Actually, This is a docker image, as the user said

I just test it on a Microsoft Azure Ubuntu 16.04 instance and it works.
It is most probably a missing instruction on my laptop.

For PaddlePaddle, we use external project to build OpenBlas https://github.com/PaddlePaddle/Paddle/blob/develop/cmake/external/openblas.cmake#L48

How to build a more generic libopenblas.a?

martin-frbg commented 7 years ago

That cmake file would indeed build an OpenBLAS that is tailored to the cpu of the build system. Please add "DYNAMIC_ARCH=1" to the build flags to get a (bigger) libopenblas.a with support for a range of x86 cpus (and builtin code to select the most appropriate one at runtime), or if library size is a concern build for the oldest, least sophisticated cpu you expect to encounter, e.g. TARGET=NEHALEM.

gangliao commented 7 years ago

Thanks for your suggestion, really helpful!

brada4 commented 7 years ago

You also need to install ubuntu cblas wrapper and probably some libblas-dev package so that padel build system detects cblas and skips making broken local build.

brada4 commented 7 years ago

I examined other issue. Can you get /proc/cpuinfo (last core is enough) from inside particular docker container?

gangliao commented 7 years ago

https://github.com/PaddlePaddle/Paddle/issues/1697 @brada4 Shall we also need to build cblas?

brada4 commented 7 years ago

Invalid instruction comes from single-architecture build since sgemm_kernel is not present in DYNAMIC_ARCH build, there you find:

sgemm_kernel_ATOM
sgemm_kernel_BARCELONA
sgemm_kernel_BOBCAT
sgemm_kernel_BULLDOZER
sgemm_kernel_CORE2
sgemm_kernel_DUNNINGTON
sgemm_kernel_EXCAVATOR
sgemm_kernel_HASWELL
sgemm_kernel_NANO
sgemm_kernel_NEHALEM
sgemm_kernel_OPTERON
sgemm_kernel_OPTERON_SSE3
sgemm_kernel_PENRYN
sgemm_kernel_PILEDRIVER
sgemm_kernel_PRESCOTT
sgemm_kernel_SANDYBRIDGE
sgemm_kernel_STEAMROLLER

Building less saves your time building?

Since you install numpy (seen in your dockerfile) I would suggest to install libblas-dev libcblas? and libopenblas-dev (0.2.18 if you stay with ubuntu 16LTS) and select openblas as libblas.so.3 using update-alternatives. And check all build logs that you link libraries only to libblas (one that redirects, not one that is reference implementation) and not to any specific implementation of BLAS.

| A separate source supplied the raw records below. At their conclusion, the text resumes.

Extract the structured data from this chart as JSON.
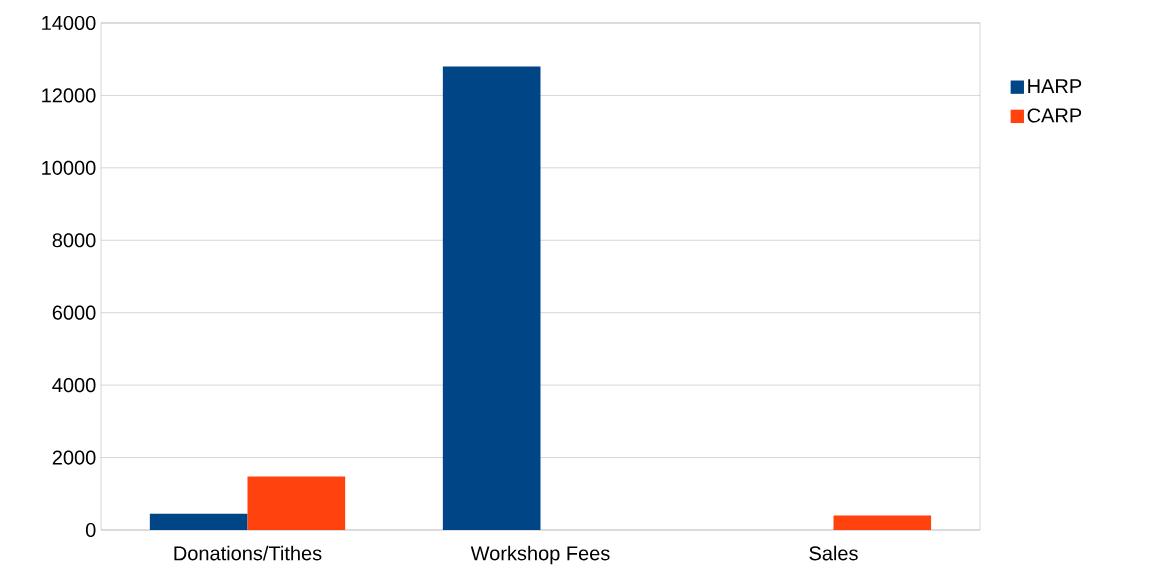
{
  "chart_data": {
    "type": "bar",
    "categories": [
      "Donations/Tithes",
      "Workshop Fees",
      "Sales"
    ],
    "series": [
      {
        "name": "HARP",
        "color": "#004586",
        "values": [
          450,
          12800,
          0
        ]
      },
      {
        "name": "CARP",
        "color": "#ff420e",
        "values": [
          1480,
          0,
          400
        ]
      }
    ],
    "ylim": [
      0,
      14000
    ],
    "yticks": [
      0,
      2000,
      4000,
      6000,
      8000,
      10000,
      12000,
      14000
    ],
    "grid": "y",
    "legend": "right"
  }
}
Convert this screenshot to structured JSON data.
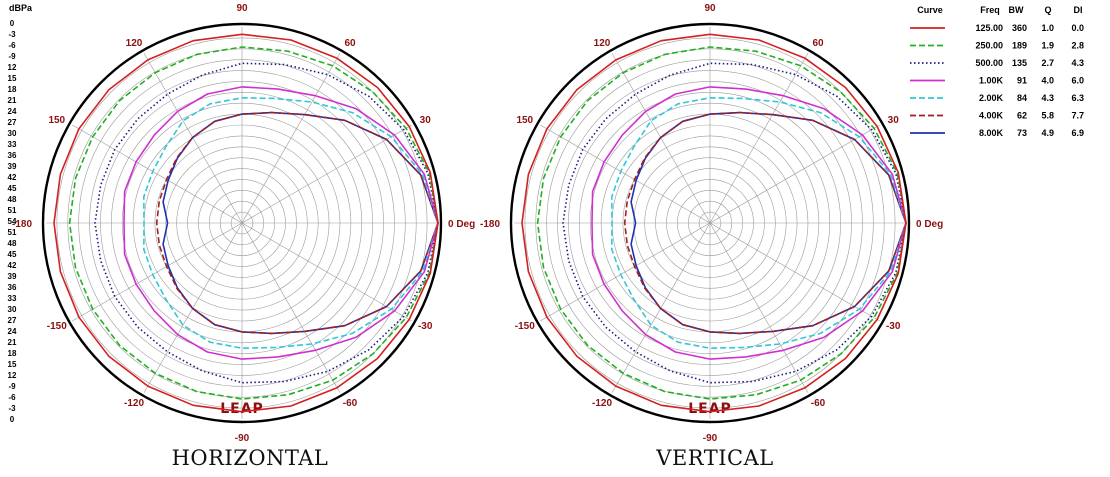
{
  "db_axis": {
    "unit": "dBPa",
    "ticks": [
      "0",
      "-3",
      "-6",
      "-9",
      "12",
      "15",
      "18",
      "21",
      "24",
      "27",
      "30",
      "33",
      "36",
      "39",
      "42",
      "45",
      "48",
      "51",
      "54",
      "51",
      "48",
      "45",
      "42",
      "39",
      "36",
      "33",
      "30",
      "27",
      "24",
      "21",
      "18",
      "15",
      "12",
      "-9",
      "-6",
      "-3",
      "0"
    ]
  },
  "angle_labels": [
    "90",
    "60",
    "30",
    "0 Deg",
    "-30",
    "-60",
    "-90",
    "-120",
    "-150",
    "-180",
    "150",
    "120"
  ],
  "logo_text": "LEAP",
  "legend": {
    "headers": [
      "Curve",
      "Freq",
      "BW",
      "Q",
      "DI"
    ],
    "rows": [
      {
        "freq": "125.00",
        "bw": "360",
        "q": "1.0",
        "di": "0.0",
        "color": "#d42020",
        "dash": "solid"
      },
      {
        "freq": "250.00",
        "bw": "189",
        "q": "1.9",
        "di": "2.8",
        "color": "#22b022",
        "dash": "dashed"
      },
      {
        "freq": "500.00",
        "bw": "135",
        "q": "2.7",
        "di": "4.3",
        "color": "#1a1a80",
        "dash": "dotted"
      },
      {
        "freq": "1.00K",
        "bw": "91",
        "q": "4.0",
        "di": "6.0",
        "color": "#d030d0",
        "dash": "solid"
      },
      {
        "freq": "2.00K",
        "bw": "84",
        "q": "4.3",
        "di": "6.3",
        "color": "#30c8d8",
        "dash": "dashed"
      },
      {
        "freq": "4.00K",
        "bw": "62",
        "q": "5.8",
        "di": "7.7",
        "color": "#a02020",
        "dash": "dashed"
      },
      {
        "freq": "8.00K",
        "bw": "73",
        "q": "4.9",
        "di": "6.9",
        "color": "#2030b0",
        "dash": "solid"
      }
    ]
  },
  "chart_data": [
    {
      "type": "polar",
      "caption": "HORIZONTAL",
      "r_unit": "dBPa",
      "r_range": [
        -54,
        0
      ],
      "theta_ticks_deg": [
        90,
        60,
        30,
        0,
        -30,
        -60,
        -90,
        -120,
        -150,
        -180,
        150,
        120
      ],
      "theta_samples_deg": [
        0,
        15,
        30,
        45,
        60,
        75,
        90,
        105,
        120,
        135,
        150,
        165,
        180
      ],
      "series": [
        {
          "name": "125.00",
          "values_db": [
            0,
            -0.3,
            -0.8,
            -1.2,
            -1.6,
            -1.8,
            -2,
            -2,
            -2.1,
            -2.1,
            -2.1,
            -2.2,
            -2.2
          ]
        },
        {
          "name": "250.00",
          "values_db": [
            0,
            -0.6,
            -1.8,
            -3,
            -4,
            -5,
            -5.5,
            -5.9,
            -6.2,
            -6.3,
            -6.5,
            -6.5,
            -6.5
          ]
        },
        {
          "name": "500.00",
          "values_db": [
            0,
            -1,
            -2.6,
            -4.6,
            -6.8,
            -8.8,
            -10,
            -11.8,
            -13,
            -13.4,
            -13.5,
            -13.7,
            -13.5
          ]
        },
        {
          "name": "1.00K",
          "values_db": [
            0,
            -2,
            -5.5,
            -9.5,
            -13.5,
            -15.8,
            -16.5,
            -17.2,
            -18.5,
            -19.8,
            -20.3,
            -20.5,
            -21.5
          ]
        },
        {
          "name": "2.00K",
          "values_db": [
            0,
            -2.5,
            -6.5,
            -11,
            -15.5,
            -18.5,
            -19.5,
            -20,
            -21.5,
            -24.3,
            -25.6,
            -26,
            -27
          ]
        },
        {
          "name": "4.00K",
          "values_db": [
            0,
            -3,
            -8,
            -14,
            -19.5,
            -22.5,
            -24,
            -25,
            -26.8,
            -28.6,
            -30,
            -30.4,
            -30.5
          ]
        },
        {
          "name": "8.00K",
          "values_db": [
            0,
            -3,
            -8,
            -14,
            -19.5,
            -22.5,
            -24,
            -25,
            -26.8,
            -28.8,
            -30.5,
            -31.5,
            -33.5
          ]
        }
      ]
    },
    {
      "type": "polar",
      "caption": "VERTICAL",
      "r_unit": "dBPa",
      "r_range": [
        -54,
        0
      ],
      "theta_ticks_deg": [
        90,
        60,
        30,
        0,
        -30,
        -60,
        -90,
        -120,
        -150,
        -180,
        150,
        120
      ],
      "theta_samples_deg": [
        0,
        15,
        30,
        45,
        60,
        75,
        90,
        105,
        120,
        135,
        150,
        165,
        180
      ],
      "series": [
        {
          "name": "125.00",
          "values_db": [
            0,
            -0.3,
            -0.8,
            -1.2,
            -1.6,
            -1.8,
            -2,
            -2,
            -2.1,
            -2.1,
            -2.1,
            -2.2,
            -2.2
          ]
        },
        {
          "name": "250.00",
          "values_db": [
            0,
            -0.6,
            -1.8,
            -3,
            -4,
            -5,
            -5.5,
            -5.9,
            -6.2,
            -6.3,
            -6.5,
            -6.5,
            -6.5
          ]
        },
        {
          "name": "500.00",
          "values_db": [
            0,
            -1,
            -2.6,
            -4.6,
            -6.8,
            -8.8,
            -10,
            -11.8,
            -13,
            -13.4,
            -13.5,
            -13.7,
            -13.5
          ]
        },
        {
          "name": "1.00K",
          "values_db": [
            0,
            -2,
            -5.5,
            -9.5,
            -13.5,
            -15.8,
            -16.5,
            -17.2,
            -18.5,
            -19.8,
            -20.3,
            -20.5,
            -21.5
          ]
        },
        {
          "name": "2.00K",
          "values_db": [
            0,
            -2.5,
            -6.5,
            -11,
            -15.5,
            -18.5,
            -19.5,
            -20,
            -21.5,
            -24.3,
            -25.6,
            -26,
            -27
          ]
        },
        {
          "name": "4.00K",
          "values_db": [
            0,
            -3,
            -8,
            -14,
            -19.5,
            -22.5,
            -24,
            -25,
            -26.8,
            -28.6,
            -30,
            -30.4,
            -30.5
          ]
        },
        {
          "name": "8.00K",
          "values_db": [
            0,
            -3,
            -8,
            -14,
            -19.5,
            -22.5,
            -24,
            -25,
            -26.8,
            -28.8,
            -30.5,
            -31.5,
            -33.5
          ]
        }
      ]
    }
  ]
}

martin-frbg commented 7 years ago

@brada4 I think the original issue is clear by now. I take it you want to discourage them from building OpenBLAS themselves, and rely on the older version provided by Ubuntu instead ? @gangliao which combination of options did you use for the docker build that failed (and if you used the same source tree as before, did you do a "make clean" first to remove potentially incompatible files from the previous build) ?

brada4 commented 7 years ago

@martin-frbg indeed. They have ubuntu numpy, which means that they will have 2 BLAS implementations in same process (one built and other update-alternatives). I could add to FAQ how to add latest OpenBLAS to Debian and LTS alternatives - hmm?

Another thing - docker container is a virtual machine, hard to guess it is KVM or qemu emulator. (Hyper-V nesting KVM as on azure works fine already)